The CIA’s Office of General Counsel subsequently asked OLC to prepare an opinion about the legality of its proposed techniques. To enable OLC to review the legality of the techniques, the CIA provided OLC with written and oral descriptions of the proposed techniques. The CIA also provided OLC with information about any medical and psychological effects of DoD’s Survival, Evasion, Resistance and Escape (SERE) School, which is a military training program during which military personnel receive counter-interrogation training.
While the fact that the OLC accepted at face value the CIA's statements regarding the safety or the effects of the interrogation procedures they were proposing is no surprise to anyone who has read the torture memos -- and evidence of the unprofessionalism and bias of the memo's authors -- the degree to which the conspiracy (by CIA or OLC, or both) to withhold evidence of the real effects of the "Enhanced Interrogation Techniques" (EITs) by the CIA has never been made more concrete than now.
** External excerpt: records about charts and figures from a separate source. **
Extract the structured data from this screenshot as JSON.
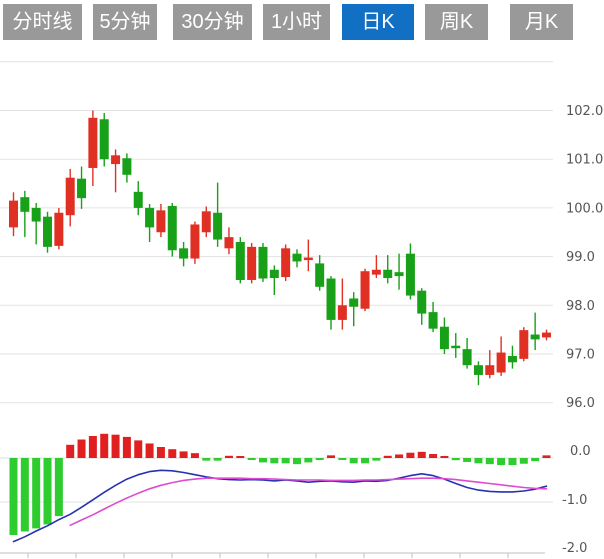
{
  "tabs": {
    "items": [
      {
        "key": "tab-timeline",
        "label": "分时线",
        "active": false
      },
      {
        "key": "tab-5min",
        "label": "5分钟",
        "active": false
      },
      {
        "key": "tab-30min",
        "label": "30分钟",
        "active": false
      },
      {
        "key": "tab-1hour",
        "label": "1小时",
        "active": false
      },
      {
        "key": "tab-daily",
        "label": "日K",
        "active": true
      },
      {
        "key": "tab-weekly",
        "label": "周K",
        "active": false
      },
      {
        "key": "tab-monthly",
        "label": "月K",
        "active": false
      }
    ]
  },
  "chart_data": {
    "type": "candlestick",
    "description": "Daily K-line price chart with MACD sub-panel",
    "price_axis": {
      "tick_labels": [
        "102.0",
        "101.0",
        "100.0",
        "99.0",
        "98.0",
        "97.0",
        "96.0"
      ],
      "tick_values": [
        102.0,
        101.0,
        100.0,
        99.0,
        98.0,
        97.0,
        96.0
      ],
      "gridline_values": [
        103.0,
        102.0,
        101.0,
        100.0,
        99.0,
        98.0,
        97.0,
        96.0
      ],
      "ylim": [
        95.8,
        103.0
      ],
      "label_side": "right",
      "grid": true
    },
    "colors": {
      "up": "#e03024",
      "down": "#18a018",
      "hist_up": "#e02020",
      "hist_down": "#2ecc2e",
      "dif_line": "#2632b0",
      "dea_line": "#de4bd3",
      "gridline": "#e3e3e3",
      "zero_line": "#dddddd",
      "axis_line": "#c0c0c0",
      "tab_bg": "#999999",
      "tab_active_bg": "#1170c4",
      "tab_text": "#ffffff",
      "axis_text": "#555555"
    },
    "candles": [
      {
        "o": 99.6,
        "h": 100.32,
        "l": 99.42,
        "c": 100.15
      },
      {
        "o": 100.22,
        "h": 100.35,
        "l": 99.4,
        "c": 99.92
      },
      {
        "o": 100.0,
        "h": 100.1,
        "l": 99.25,
        "c": 99.72
      },
      {
        "o": 99.82,
        "h": 99.92,
        "l": 99.08,
        "c": 99.2
      },
      {
        "o": 99.22,
        "h": 100.0,
        "l": 99.15,
        "c": 99.9
      },
      {
        "o": 99.85,
        "h": 100.8,
        "l": 99.62,
        "c": 100.62
      },
      {
        "o": 100.6,
        "h": 100.85,
        "l": 99.98,
        "c": 100.2
      },
      {
        "o": 100.82,
        "h": 102.0,
        "l": 100.45,
        "c": 101.85
      },
      {
        "o": 101.82,
        "h": 101.95,
        "l": 100.85,
        "c": 101.0
      },
      {
        "o": 100.9,
        "h": 101.2,
        "l": 100.32,
        "c": 101.08
      },
      {
        "o": 101.02,
        "h": 101.12,
        "l": 100.52,
        "c": 100.68
      },
      {
        "o": 100.33,
        "h": 100.55,
        "l": 99.85,
        "c": 100.0
      },
      {
        "o": 100.0,
        "h": 100.08,
        "l": 99.3,
        "c": 99.6
      },
      {
        "o": 99.5,
        "h": 100.08,
        "l": 99.4,
        "c": 99.95
      },
      {
        "o": 100.04,
        "h": 100.1,
        "l": 99.0,
        "c": 99.13
      },
      {
        "o": 99.17,
        "h": 99.3,
        "l": 98.8,
        "c": 98.96
      },
      {
        "o": 98.96,
        "h": 99.72,
        "l": 98.85,
        "c": 99.66
      },
      {
        "o": 99.5,
        "h": 100.03,
        "l": 99.4,
        "c": 99.93
      },
      {
        "o": 99.9,
        "h": 100.52,
        "l": 99.2,
        "c": 99.35
      },
      {
        "o": 99.17,
        "h": 99.6,
        "l": 99.05,
        "c": 99.4
      },
      {
        "o": 99.3,
        "h": 99.4,
        "l": 98.45,
        "c": 98.52
      },
      {
        "o": 98.52,
        "h": 99.28,
        "l": 98.45,
        "c": 99.2
      },
      {
        "o": 99.2,
        "h": 99.28,
        "l": 98.48,
        "c": 98.55
      },
      {
        "o": 98.73,
        "h": 98.82,
        "l": 98.21,
        "c": 98.56
      },
      {
        "o": 98.58,
        "h": 99.25,
        "l": 98.5,
        "c": 99.17
      },
      {
        "o": 99.06,
        "h": 99.15,
        "l": 98.78,
        "c": 98.9
      },
      {
        "o": 98.93,
        "h": 99.35,
        "l": 98.7,
        "c": 98.98
      },
      {
        "o": 98.86,
        "h": 99.03,
        "l": 98.3,
        "c": 98.38
      },
      {
        "o": 98.55,
        "h": 98.6,
        "l": 97.5,
        "c": 97.7
      },
      {
        "o": 97.7,
        "h": 98.55,
        "l": 97.5,
        "c": 98.0
      },
      {
        "o": 98.14,
        "h": 98.27,
        "l": 97.57,
        "c": 97.97
      },
      {
        "o": 97.93,
        "h": 98.75,
        "l": 97.88,
        "c": 98.7
      },
      {
        "o": 98.63,
        "h": 99.03,
        "l": 98.56,
        "c": 98.73
      },
      {
        "o": 98.73,
        "h": 99.03,
        "l": 98.45,
        "c": 98.56
      },
      {
        "o": 98.68,
        "h": 99.06,
        "l": 98.32,
        "c": 98.6
      },
      {
        "o": 99.06,
        "h": 99.27,
        "l": 98.12,
        "c": 98.2
      },
      {
        "o": 98.3,
        "h": 98.35,
        "l": 97.6,
        "c": 97.83
      },
      {
        "o": 97.86,
        "h": 98.07,
        "l": 97.45,
        "c": 97.52
      },
      {
        "o": 97.56,
        "h": 97.75,
        "l": 97.0,
        "c": 97.1
      },
      {
        "o": 97.17,
        "h": 97.43,
        "l": 96.92,
        "c": 97.12
      },
      {
        "o": 97.1,
        "h": 97.33,
        "l": 96.7,
        "c": 96.77
      },
      {
        "o": 96.77,
        "h": 96.85,
        "l": 96.36,
        "c": 96.57
      },
      {
        "o": 96.57,
        "h": 97.08,
        "l": 96.5,
        "c": 96.77
      },
      {
        "o": 96.62,
        "h": 97.36,
        "l": 96.55,
        "c": 97.03
      },
      {
        "o": 96.96,
        "h": 97.17,
        "l": 96.7,
        "c": 96.83
      },
      {
        "o": 96.9,
        "h": 97.55,
        "l": 96.85,
        "c": 97.49
      },
      {
        "o": 97.4,
        "h": 97.85,
        "l": 97.08,
        "c": 97.3
      },
      {
        "o": 97.34,
        "h": 97.5,
        "l": 97.28,
        "c": 97.44
      }
    ],
    "macd": {
      "axis_tick_labels": [
        "0.0",
        "-1.0",
        "-2.0"
      ],
      "axis_tick_values": [
        0.0,
        -1.0,
        -2.0
      ],
      "ylim": [
        -2.1,
        0.6
      ],
      "histogram": [
        -1.75,
        -1.67,
        -1.6,
        -1.51,
        -1.32,
        0.3,
        0.42,
        0.5,
        0.55,
        0.53,
        0.48,
        0.4,
        0.33,
        0.25,
        0.2,
        0.15,
        0.11,
        -0.06,
        -0.06,
        0.05,
        0.02,
        -0.03,
        -0.1,
        -0.12,
        -0.12,
        -0.14,
        -0.1,
        -0.03,
        0.06,
        -0.02,
        -0.12,
        -0.12,
        -0.06,
        0.05,
        0.08,
        0.12,
        0.14,
        0.09,
        0.04,
        -0.05,
        -0.09,
        -0.12,
        -0.14,
        -0.16,
        -0.16,
        -0.13,
        -0.07,
        0.06
      ],
      "dif": [
        -1.9,
        -1.79,
        -1.66,
        -1.54,
        -1.4,
        -1.28,
        -1.12,
        -0.95,
        -0.78,
        -0.62,
        -0.48,
        -0.38,
        -0.31,
        -0.28,
        -0.29,
        -0.33,
        -0.38,
        -0.43,
        -0.47,
        -0.49,
        -0.5,
        -0.49,
        -0.5,
        -0.52,
        -0.5,
        -0.52,
        -0.55,
        -0.53,
        -0.52,
        -0.54,
        -0.55,
        -0.52,
        -0.53,
        -0.51,
        -0.46,
        -0.4,
        -0.36,
        -0.4,
        -0.48,
        -0.58,
        -0.67,
        -0.73,
        -0.76,
        -0.77,
        -0.77,
        -0.75,
        -0.71,
        -0.64
      ],
      "dea": [
        null,
        null,
        null,
        null,
        null,
        -1.53,
        -1.41,
        -1.29,
        -1.16,
        -1.03,
        -0.91,
        -0.8,
        -0.7,
        -0.62,
        -0.56,
        -0.51,
        -0.48,
        -0.46,
        -0.46,
        -0.46,
        -0.46,
        -0.47,
        -0.47,
        -0.48,
        -0.49,
        -0.5,
        -0.5,
        -0.5,
        -0.51,
        -0.51,
        -0.51,
        -0.5,
        -0.5,
        -0.49,
        -0.48,
        -0.47,
        -0.46,
        -0.46,
        -0.47,
        -0.49,
        -0.52,
        -0.55,
        -0.58,
        -0.61,
        -0.64,
        -0.67,
        -0.69,
        -0.7
      ]
    }
  }
}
To my knowledge, we do not have the specific document wherein the CIA provides the "medical and psychological effects" of SERE school. I have been told that this document is still classified. But it seems possible that the CIA did pass on the details of the research that was available to it, including the debilitating effects of SERE techniques, which sent stress hormone levels, according to one research report, "some of the greatest ever documented in humans." Another report cited "neuroendocrine changes... [that] may have significant implications for subsequent responses to stress."